20ste zondag door het jaar B

‘God rakelings nabij’, zoals Huub Oosterhuis dat mooi heeft gedicht.

20ste zondag door het jaar B

De evangelist Markus is op vakantie.
Deze hele vakantiemaand augustus worden we vergast op
een typisch diepgravend stuk uit het Johannes evangelie.

Een wonderverhaal, dat van de broodvermenigvuldiging,
gevolgd door een, je zou kunnen zeggen, mystieke overweging.
Het is de vrucht, ongetwijfeld, van een langdurig biddend ‘herkauwen’
van de betekenis en de persoon van Jezus.
De kern ervan is een beeldende verwoording van Gods verbijsterende nabijheid.
‘God rakelings nabij’, zoals Huub Oosterhuis dat mooi heeft gedicht.

We hoorden de prikkelende uitspraken voorbijkomen, daarnet:
‘Het brood dat ik zal geven is mijn vlees’.
‘Wie mijn vlees eet en mijn bloed drinkt, heeft eeuwig leven’.
‘Hij/zij blijft in Mij en Ik in hem/haar’.
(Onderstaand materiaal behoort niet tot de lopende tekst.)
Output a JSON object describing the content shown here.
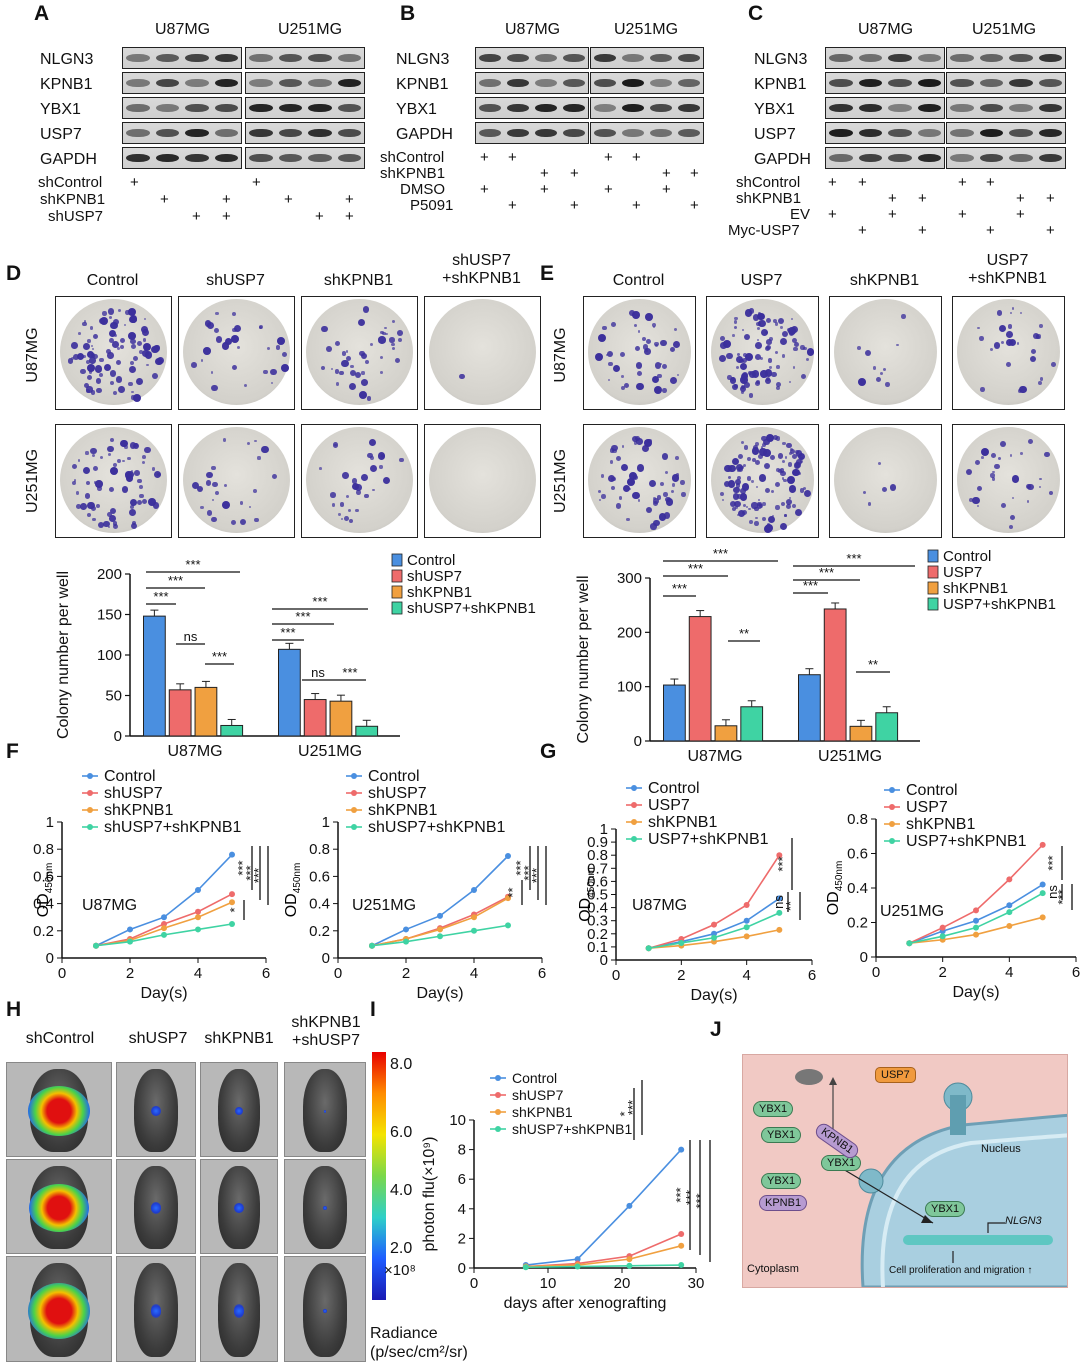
{
  "panel_letters": {
    "A": "A",
    "B": "B",
    "C": "C",
    "D": "D",
    "E": "E",
    "F": "F",
    "G": "G",
    "H": "H",
    "I": "I",
    "J": "J"
  },
  "blots": {
    "A": {
      "cells": [
        "U87MG",
        "U251MG"
      ],
      "proteins": [
        "NLGN3",
        "KPNB1",
        "YBX1",
        "USP7",
        "GAPDH"
      ],
      "cond_labels": [
        "shControl",
        "shKPNB1",
        "shUSP7"
      ]
    },
    "B": {
      "cells": [
        "U87MG",
        "U251MG"
      ],
      "proteins": [
        "NLGN3",
        "KPNB1",
        "YBX1",
        "GAPDH"
      ],
      "cond_labels": [
        "shControl",
        "shKPNB1",
        "DMSO",
        "P5091"
      ]
    },
    "C": {
      "cells": [
        "U87MG",
        "U251MG"
      ],
      "proteins": [
        "NLGN3",
        "KPNB1",
        "YBX1",
        "USP7",
        "GAPDH"
      ],
      "cond_labels": [
        "shControl",
        "shKPNB1",
        "EV",
        "Myc-USP7"
      ]
    },
    "plus": "+"
  },
  "colony": {
    "D": {
      "columns": [
        "Control",
        "shUSP7",
        "shKPNB1",
        "shUSP7\n+shKPNB1"
      ],
      "rows": [
        "U87MG",
        "U251MG"
      ]
    },
    "E": {
      "columns": [
        "Control",
        "USP7",
        "shKPNB1",
        "USP7\n+shKPNB1"
      ],
      "rows": [
        "U87MG",
        "U251MG"
      ]
    }
  },
  "chart_data": [
    {
      "id": "D",
      "type": "bar",
      "categories": [
        "U87MG",
        "U251MG"
      ],
      "series": [
        {
          "name": "Control",
          "values": [
            148,
            107
          ],
          "color": "#4a8fe0"
        },
        {
          "name": "shUSP7",
          "values": [
            57,
            45
          ],
          "color": "#ee6b6b"
        },
        {
          "name": "shKPNB1",
          "values": [
            60,
            43
          ],
          "color": "#f0a040"
        },
        {
          "name": "shUSP7+shKPNB1",
          "values": [
            13,
            12
          ],
          "color": "#3fd3a3"
        }
      ],
      "ylabel": "Colony number per well",
      "ylim": [
        0,
        200
      ],
      "yticks": [
        0,
        50,
        100,
        150,
        200
      ],
      "sig_labels": [
        "***",
        "***",
        "***",
        "ns",
        "***",
        "***",
        "***",
        "***",
        "ns",
        "***"
      ]
    },
    {
      "id": "E",
      "type": "bar",
      "categories": [
        "U87MG",
        "U251MG"
      ],
      "series": [
        {
          "name": "Control",
          "values": [
            103,
            122
          ],
          "color": "#4a8fe0"
        },
        {
          "name": "USP7",
          "values": [
            229,
            243
          ],
          "color": "#ee6b6b"
        },
        {
          "name": "shKPNB1",
          "values": [
            28,
            27
          ],
          "color": "#f0a040"
        },
        {
          "name": "USP7+shKPNB1",
          "values": [
            63,
            52
          ],
          "color": "#3fd3a3"
        }
      ],
      "ylabel": "Colony number per well",
      "ylim": [
        0,
        300
      ],
      "yticks": [
        0,
        100,
        200,
        300
      ],
      "sig_labels": [
        "***",
        "***",
        "***",
        "**",
        "***",
        "***",
        "***",
        "**"
      ]
    },
    {
      "id": "F1",
      "type": "line",
      "annotation": "U87MG",
      "x": [
        1,
        2,
        3,
        4,
        5
      ],
      "series": [
        {
          "name": "Control",
          "values": [
            0.09,
            0.21,
            0.3,
            0.5,
            0.76
          ],
          "color": "#4a8fe0"
        },
        {
          "name": "shUSP7",
          "values": [
            0.09,
            0.14,
            0.25,
            0.34,
            0.47
          ],
          "color": "#ee6b6b"
        },
        {
          "name": "shKPNB1",
          "values": [
            0.09,
            0.13,
            0.22,
            0.3,
            0.41
          ],
          "color": "#f0a040"
        },
        {
          "name": "shUSP7+shKPNB1",
          "values": [
            0.09,
            0.12,
            0.17,
            0.21,
            0.25
          ],
          "color": "#3fd3a3"
        }
      ],
      "xlabel": "Day(s)",
      "ylabel": "OD",
      "ylabel_sub": "450nm",
      "xlim": [
        0,
        6
      ],
      "ylim": [
        0,
        1.0
      ],
      "yticks": [
        0,
        0.2,
        0.4,
        0.6,
        0.8,
        1.0
      ],
      "sig_labels": [
        "***",
        "***",
        "***",
        "*"
      ]
    },
    {
      "id": "F2",
      "type": "line",
      "annotation": "U251MG",
      "x": [
        1,
        2,
        3,
        4,
        5
      ],
      "series": [
        {
          "name": "Control",
          "values": [
            0.09,
            0.21,
            0.31,
            0.5,
            0.75
          ],
          "color": "#4a8fe0"
        },
        {
          "name": "shUSP7",
          "values": [
            0.09,
            0.14,
            0.22,
            0.32,
            0.45
          ],
          "color": "#ee6b6b"
        },
        {
          "name": "shKPNB1",
          "values": [
            0.09,
            0.14,
            0.21,
            0.3,
            0.44
          ],
          "color": "#f0a040"
        },
        {
          "name": "shUSP7+shKPNB1",
          "values": [
            0.09,
            0.12,
            0.16,
            0.2,
            0.24
          ],
          "color": "#3fd3a3"
        }
      ],
      "xlabel": "Day(s)",
      "ylabel": "OD",
      "ylabel_sub": "450nm",
      "xlim": [
        0,
        6
      ],
      "ylim": [
        0,
        1.0
      ],
      "yticks": [
        0,
        0.2,
        0.4,
        0.6,
        0.8,
        1.0
      ],
      "sig_labels": [
        "***",
        "***",
        "***",
        "**"
      ]
    },
    {
      "id": "G1",
      "type": "line",
      "annotation": "U87MG",
      "x": [
        1,
        2,
        3,
        4,
        5
      ],
      "series": [
        {
          "name": "Control",
          "values": [
            0.09,
            0.14,
            0.2,
            0.3,
            0.47
          ],
          "color": "#4a8fe0"
        },
        {
          "name": "USP7",
          "values": [
            0.09,
            0.16,
            0.27,
            0.42,
            0.8
          ],
          "color": "#ee6b6b"
        },
        {
          "name": "shKPNB1",
          "values": [
            0.09,
            0.11,
            0.14,
            0.18,
            0.23
          ],
          "color": "#f0a040"
        },
        {
          "name": "USP7+shKPNB1",
          "values": [
            0.09,
            0.13,
            0.17,
            0.25,
            0.36
          ],
          "color": "#3fd3a3"
        }
      ],
      "xlabel": "Day(s)",
      "ylabel": "OD",
      "ylabel_sub": "450nm",
      "xlim": [
        0,
        6
      ],
      "ylim": [
        0,
        1.0
      ],
      "yticks": [
        0,
        0.1,
        0.2,
        0.3,
        0.4,
        0.5,
        0.6,
        0.7,
        0.8,
        0.9,
        1.0
      ],
      "sig_labels": [
        "***",
        "ns",
        "**"
      ]
    },
    {
      "id": "G2",
      "type": "line",
      "annotation": "U251MG",
      "x": [
        1,
        2,
        3,
        4,
        5
      ],
      "series": [
        {
          "name": "Control",
          "values": [
            0.08,
            0.15,
            0.21,
            0.3,
            0.42
          ],
          "color": "#4a8fe0"
        },
        {
          "name": "USP7",
          "values": [
            0.08,
            0.17,
            0.27,
            0.45,
            0.65
          ],
          "color": "#ee6b6b"
        },
        {
          "name": "shKPNB1",
          "values": [
            0.08,
            0.1,
            0.13,
            0.18,
            0.23
          ],
          "color": "#f0a040"
        },
        {
          "name": "USP7+shKPNB1",
          "values": [
            0.08,
            0.12,
            0.17,
            0.26,
            0.37
          ],
          "color": "#3fd3a3"
        }
      ],
      "xlabel": "Day(s)",
      "ylabel": "OD",
      "ylabel_sub": "450nm",
      "xlim": [
        0,
        6
      ],
      "ylim": [
        0,
        0.8
      ],
      "yticks": [
        0,
        0.2,
        0.4,
        0.6,
        0.8
      ],
      "sig_labels": [
        "***",
        "ns",
        "***"
      ]
    },
    {
      "id": "I",
      "type": "line",
      "x": [
        7,
        14,
        21,
        28
      ],
      "series": [
        {
          "name": "Control",
          "values": [
            0.2,
            0.6,
            4.2,
            8.0
          ],
          "color": "#4a8fe0"
        },
        {
          "name": "shUSP7",
          "values": [
            0.1,
            0.3,
            0.8,
            2.3
          ],
          "color": "#ee6b6b"
        },
        {
          "name": "shKPNB1",
          "values": [
            0.1,
            0.2,
            0.6,
            1.5
          ],
          "color": "#f0a040"
        },
        {
          "name": "shUSP7+shKPNB1",
          "values": [
            0.05,
            0.1,
            0.15,
            0.2
          ],
          "color": "#3fd3a3"
        }
      ],
      "xlabel": "days after xenografting",
      "ylabel": "photon flu(×10⁹)",
      "xlim": [
        0,
        30
      ],
      "ylim": [
        0,
        10
      ],
      "xticks": [
        0,
        10,
        20,
        30
      ],
      "yticks": [
        0,
        2,
        4,
        6,
        8,
        10
      ],
      "sig_labels": [
        "*",
        "***",
        "***",
        "***",
        "***"
      ]
    }
  ],
  "imaging": {
    "columns": [
      "shControl",
      "shUSP7",
      "shKPNB1",
      "shKPNB1\n+shUSP7"
    ],
    "scale_ticks": [
      "8.0",
      "6.0",
      "4.0",
      "2.0"
    ],
    "scale_unit": "×10⁸",
    "scale_title": "Radiance",
    "scale_units_label": "(p/sec/cm²/sr)"
  },
  "schematic": {
    "ybx_labels": [
      "YBX1",
      "YBX1",
      "YBX1",
      "YBX1",
      "YBX1"
    ],
    "kpnb_labels": [
      "KPNB1",
      "KPNB1"
    ],
    "usp7": "USP7",
    "nucleus": "Nucleus",
    "cytoplasm": "Cytoplasm",
    "gene": "NLGN3",
    "outcome": "Cell proliferation and migration ↑"
  }
}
Johannes legt Jezus heel uitdagende woorden in de mond.
Het is een taal die tegen de borst stoot.
Toen, en ook nu….
Geen wonder dan ook dat we in het vervolg van deze passage
zien we hoe veel volgelingen van Jezus dat niet pikken
en een andere weg gaan.
Je voelt de spanning en verbijstering.
Mensen in onze tijd zouden misschien het woord ‘bizar’ gebruiken.
Maar hoe maak je daar chocola van?
Het helpt om deze uitspraken van Jezus
in gelovig perspectief te plaatsen in de context van het hele verhaal.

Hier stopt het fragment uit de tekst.